Cape Coast — The Central Regional Director of the Department of Women, Madam Paulina Abayege, on Thursday, noted the need for girls in the region to be encouraged to pursue technical skills training for them to compete with their male counterparts in the same field.
Speaking at the regional launch of a campaign to promote girls' enrollment into non-traditional professional trades at Cape Coast, under the theme "Women's empowerment; A key to sustainable socio-economic development," Madam Abayege said with the support of the Government of Ghana (GoG), the Ministry of Women and Children's Affairs was embarking on a Gender Responsive Skills and Community development Project to help the girls acquire basic skills to be self-employed.
She stressed that in the 2011/2012 academic year, the project awarded scholarships to four girls each from the districts in the region, and in 2012/2013, the number of girls awarded increased to six per each district.
Madam Abayege stated that the project, under one of its interventions, was aimed at increasing girls enrolment into non-traditional professional trades dominated by boys, and perceived as their preserved field.
In a speech read for her, the outgoing Central Regional Minister, Mrs. Ama Benyiwa-Doe, regretted that though Ghana had achieved gender parity in primary education, girls' enrolment in Technical and Vocational Education Training (TVET) was relatively low, accounting for only 15 percent of total enrolment, according to the Ghana Living Standard Survey (GLSS 5).

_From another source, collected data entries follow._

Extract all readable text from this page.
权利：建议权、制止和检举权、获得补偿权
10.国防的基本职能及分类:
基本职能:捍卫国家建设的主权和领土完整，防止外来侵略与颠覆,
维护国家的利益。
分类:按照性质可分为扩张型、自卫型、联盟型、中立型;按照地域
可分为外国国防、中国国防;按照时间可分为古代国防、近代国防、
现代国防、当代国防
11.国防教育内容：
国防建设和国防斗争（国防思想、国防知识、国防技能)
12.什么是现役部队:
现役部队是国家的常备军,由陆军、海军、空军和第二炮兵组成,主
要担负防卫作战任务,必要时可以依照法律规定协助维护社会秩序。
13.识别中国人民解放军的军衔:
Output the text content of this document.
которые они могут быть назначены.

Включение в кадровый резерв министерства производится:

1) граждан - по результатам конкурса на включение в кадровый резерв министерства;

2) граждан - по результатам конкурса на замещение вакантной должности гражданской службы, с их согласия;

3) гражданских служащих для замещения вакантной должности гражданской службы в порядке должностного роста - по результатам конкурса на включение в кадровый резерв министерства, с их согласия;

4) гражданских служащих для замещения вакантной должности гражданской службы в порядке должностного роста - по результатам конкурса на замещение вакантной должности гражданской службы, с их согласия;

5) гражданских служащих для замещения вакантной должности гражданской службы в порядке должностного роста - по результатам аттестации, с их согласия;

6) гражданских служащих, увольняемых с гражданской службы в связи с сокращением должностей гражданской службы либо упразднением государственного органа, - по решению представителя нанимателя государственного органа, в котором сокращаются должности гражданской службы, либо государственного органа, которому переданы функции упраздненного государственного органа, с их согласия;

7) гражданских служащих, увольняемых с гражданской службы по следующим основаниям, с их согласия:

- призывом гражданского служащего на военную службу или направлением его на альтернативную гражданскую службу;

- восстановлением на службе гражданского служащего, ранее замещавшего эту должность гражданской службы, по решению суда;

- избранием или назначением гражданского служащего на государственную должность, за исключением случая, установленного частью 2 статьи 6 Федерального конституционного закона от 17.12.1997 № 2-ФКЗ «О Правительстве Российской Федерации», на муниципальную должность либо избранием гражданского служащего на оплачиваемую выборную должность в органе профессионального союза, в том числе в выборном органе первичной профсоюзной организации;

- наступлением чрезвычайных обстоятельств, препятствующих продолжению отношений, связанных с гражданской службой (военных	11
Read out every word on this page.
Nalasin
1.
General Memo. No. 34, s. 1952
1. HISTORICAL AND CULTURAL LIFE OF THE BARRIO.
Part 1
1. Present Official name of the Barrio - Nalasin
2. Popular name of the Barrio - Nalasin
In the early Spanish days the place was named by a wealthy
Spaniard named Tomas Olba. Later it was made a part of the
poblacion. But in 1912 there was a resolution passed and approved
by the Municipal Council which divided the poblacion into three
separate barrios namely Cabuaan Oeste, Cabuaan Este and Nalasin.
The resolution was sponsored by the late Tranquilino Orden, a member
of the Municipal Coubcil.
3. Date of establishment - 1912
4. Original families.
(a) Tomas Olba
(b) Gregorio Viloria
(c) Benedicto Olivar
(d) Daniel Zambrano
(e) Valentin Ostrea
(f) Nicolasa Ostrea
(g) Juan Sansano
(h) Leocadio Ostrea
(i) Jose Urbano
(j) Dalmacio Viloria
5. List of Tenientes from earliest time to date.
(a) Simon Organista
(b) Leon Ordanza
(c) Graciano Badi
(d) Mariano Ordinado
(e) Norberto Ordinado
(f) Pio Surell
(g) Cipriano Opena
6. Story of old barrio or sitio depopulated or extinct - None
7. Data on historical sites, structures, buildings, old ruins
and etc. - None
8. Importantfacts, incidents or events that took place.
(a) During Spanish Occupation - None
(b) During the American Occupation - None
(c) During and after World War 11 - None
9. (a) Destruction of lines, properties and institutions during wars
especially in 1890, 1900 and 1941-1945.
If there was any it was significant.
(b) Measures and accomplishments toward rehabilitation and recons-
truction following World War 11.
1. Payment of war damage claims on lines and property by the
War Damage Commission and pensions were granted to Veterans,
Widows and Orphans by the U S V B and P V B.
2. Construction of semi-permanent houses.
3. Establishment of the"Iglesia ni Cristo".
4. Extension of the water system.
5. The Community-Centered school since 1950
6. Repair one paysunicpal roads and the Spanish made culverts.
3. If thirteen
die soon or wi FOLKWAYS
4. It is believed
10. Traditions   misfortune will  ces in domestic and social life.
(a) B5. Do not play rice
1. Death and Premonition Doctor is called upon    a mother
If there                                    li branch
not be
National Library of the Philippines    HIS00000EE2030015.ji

She noted that the current rapid technological development and forces of globalisation were likely to lead to radical changes in the job market for both men and women, adding that human development, in which education was a vital part, must keep with these societal changes.
Mrs. Benywa-Doe emphasised that the government of Ghana, through the Ghana Education Service, had on-going educational reforms, and also revised the curriculum to make provisions for both boys and girls to study technical and vocational subjects at the various levels.
This, she noted, was part of the comprehensive policy framework of the government to narrow the gap between the national education system and the job market.
Emphasising on some of the challenges faced in sending the girl child to technical and vocational schools, she said most parents perceived technical and vocational education as a "hard and hazardous" field, and were, therefore, reluctant to expose the girls to it, but appealed to them to encourage the girls into that lucrative field.
Mrs. Benyiwa-Doe also stated that ignorance had been a challenge, since the majority of the students were not aware of the opportunities in the technical and vocational fields, and, therefore, cannot grab the advantage. She, therefore, asked all to help educate the girls on the field.